When the economy sours, leaders become statesmen

  • Jim Hoagland / Washington Post columnist
  • Tuesday, September 17, 2002 9:00pm
  • Opinion

NEW YORK — Frustration stains the voice of Prime Minister Junichiro Koizumi a melancholy hue as he drones on about Japan’s ailing economy and the vested interests that have strafed and bombed his now-tattered reform program. Then we are into foreign policy and this canny politician is suddenly alert, assertive and assured.

"Yes, President Bush did tell me to be careful in going to that ‘axis of evil’ country," says Koizumi, who on Tuesday became the first Japanese prime minister ever to visit North Korea. "But he also told me to be sure to let him know everything I did and saw there. He was very interested, not negative."

Call it Koizumi’s fate, or, the latest outbreak of the global inverse ratio of statesmanship abroad to prosperity at home.
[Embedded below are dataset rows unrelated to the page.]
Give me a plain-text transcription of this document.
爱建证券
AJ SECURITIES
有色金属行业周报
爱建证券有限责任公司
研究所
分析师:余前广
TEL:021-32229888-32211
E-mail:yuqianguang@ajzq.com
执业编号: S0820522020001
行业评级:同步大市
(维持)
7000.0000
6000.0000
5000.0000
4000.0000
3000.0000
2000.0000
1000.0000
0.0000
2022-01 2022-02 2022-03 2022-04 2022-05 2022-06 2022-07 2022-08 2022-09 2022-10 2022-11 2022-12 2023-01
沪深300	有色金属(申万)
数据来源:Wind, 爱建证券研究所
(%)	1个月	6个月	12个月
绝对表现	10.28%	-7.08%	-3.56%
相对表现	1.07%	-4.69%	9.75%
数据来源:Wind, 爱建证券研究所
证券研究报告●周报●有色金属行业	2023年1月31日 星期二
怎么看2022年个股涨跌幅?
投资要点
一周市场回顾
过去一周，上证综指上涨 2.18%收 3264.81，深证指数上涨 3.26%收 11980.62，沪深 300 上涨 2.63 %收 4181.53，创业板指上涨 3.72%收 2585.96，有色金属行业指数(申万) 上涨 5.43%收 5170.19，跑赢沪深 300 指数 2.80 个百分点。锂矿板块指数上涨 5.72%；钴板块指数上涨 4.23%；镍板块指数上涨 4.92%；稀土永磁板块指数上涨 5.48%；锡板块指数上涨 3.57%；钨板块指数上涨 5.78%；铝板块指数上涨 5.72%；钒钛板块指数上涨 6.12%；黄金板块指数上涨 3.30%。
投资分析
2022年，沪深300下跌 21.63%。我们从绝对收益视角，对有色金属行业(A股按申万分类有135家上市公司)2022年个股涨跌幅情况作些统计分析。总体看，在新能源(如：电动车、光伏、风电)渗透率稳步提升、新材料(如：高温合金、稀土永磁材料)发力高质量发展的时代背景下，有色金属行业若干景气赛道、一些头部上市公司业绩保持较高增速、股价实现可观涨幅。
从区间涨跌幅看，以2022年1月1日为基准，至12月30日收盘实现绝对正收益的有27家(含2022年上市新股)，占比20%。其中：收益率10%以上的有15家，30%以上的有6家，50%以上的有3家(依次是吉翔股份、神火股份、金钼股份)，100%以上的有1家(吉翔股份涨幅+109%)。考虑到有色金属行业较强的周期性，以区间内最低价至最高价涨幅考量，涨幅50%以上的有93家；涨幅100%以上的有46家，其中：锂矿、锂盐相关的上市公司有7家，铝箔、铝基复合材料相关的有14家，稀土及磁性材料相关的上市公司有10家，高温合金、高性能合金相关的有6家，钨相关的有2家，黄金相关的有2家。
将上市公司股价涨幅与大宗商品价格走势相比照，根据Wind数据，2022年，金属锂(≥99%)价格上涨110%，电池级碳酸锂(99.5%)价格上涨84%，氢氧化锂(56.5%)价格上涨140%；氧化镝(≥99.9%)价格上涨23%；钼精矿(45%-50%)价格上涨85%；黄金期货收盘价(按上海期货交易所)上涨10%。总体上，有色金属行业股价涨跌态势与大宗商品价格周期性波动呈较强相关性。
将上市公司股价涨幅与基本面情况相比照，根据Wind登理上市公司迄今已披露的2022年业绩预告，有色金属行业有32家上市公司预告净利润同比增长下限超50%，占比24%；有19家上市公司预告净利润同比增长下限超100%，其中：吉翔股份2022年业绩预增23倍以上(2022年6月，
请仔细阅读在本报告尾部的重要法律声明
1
As economies falter and resist government stimulus or jawboning, presidents and prime ministers discover that they are badly needed elsewhere to work on strategic problems of war and peace. Economic deficits produce diplomatic surpluses — and sometimes pleasant surprises.

Richard Nixon toured the Middle East as a "man of peace" when the economy stumbled under him. Jimmy Carter had more luck with Arabs and Israelis than with inflation: A top Carter aide assured me in the summer of 1980 that the American people would never vote out of office the man who had just produced the Camp David treaty. Today Gerhard Schroeder seeks victory in Germany’s Sept. 22 elections by reassembling the German "peace camp" rather than talking about his dismal economic record. Iraq drove Enron out of George W. Bush’s press conferences this summer.

Koizumi and I met in New York last week shortly after his conversation with Bush on the sidelines at the U.N. General Assembly. The two comfortably hashed over strategic options in the war on terrorism and global security. Gone was the hectoring by the Clinton White House for the Japanese to do something about the yen, interest rates or the price of rice to get the economy to revive. They didn’t, and it didn’t.

Japan has been unsuccessfully fighting off deflationary pressures for 11 years. When I reminded Koizumi that his late predecessor, Keizo Obuchi, described the 1990s to me as "a lost decade" for Japan, the prime minister frowned.

"Is it right to speak of those years as ‘lost’? I don’t like that expression. These were years during which reform lagged, in which people postponed addressing reform," Koizumi said slowly. "We did not change the ways that worked before. They made us take our affluence for granted."

Obuchi thought he could spark economic renewal by making Japanese consumers more optimistic. He died trying. His successor, Yoshiro Mori, told me that a kamikaze or divine wind of information technology would blow Japan back on course. He was driven from office in early 2001 for such simplistic thinking. Koizumi is more careful, saying somberly that "there is no quick fix."

He took office in April 2001 with unusually high ratings in the public opinion polls. After Mori’s inept and scandal-plagued tenure, the Japanese electorate seemed ready for change, and Koizumi promised to deal with the nation’s rotten banking industry. But domestic battles eroded support and his reform program has stalled.

"When you try to reduce subsidies or cut the size of the government — Japan’s is too big — you run into lobbies and entrenched interests who fight for the status quo. We have to put into place structural reforms to be able to overcome these" blocking forces, he said without detectable enthusiasm.

Koizumi’s decision to visit North Korea was as bold as his economic efforts have been cautious. He gestured vividly in explaining what enabled him to make a trip his predecessors never even considered:

"The international situation has changed with the terror attacks of Sept. 11. Second is the worsening economic situation within North Korea. And it is important that the Japanese government has been firm and consistent on all issues. They understand in North Korea that to normalize relations we must raise issues they don’t want to hear about."

On Tuesday an increasingly desperate Kim Jong Il met Koizumi’s asking price for the visit: a symbolically important confession that North Korea had kidnapped 11 Japanese citizens about 25 years ago and a promise to extend a moratorium on missile tests beyond its scheduled end in 2003. Those concessions unlock talks on diplomatic relations and economic aid.

Koizumi went home able to phone Bush with that important, good news. And able to enjoy at least one day on which his countrymen were not talking only about the lousy economy.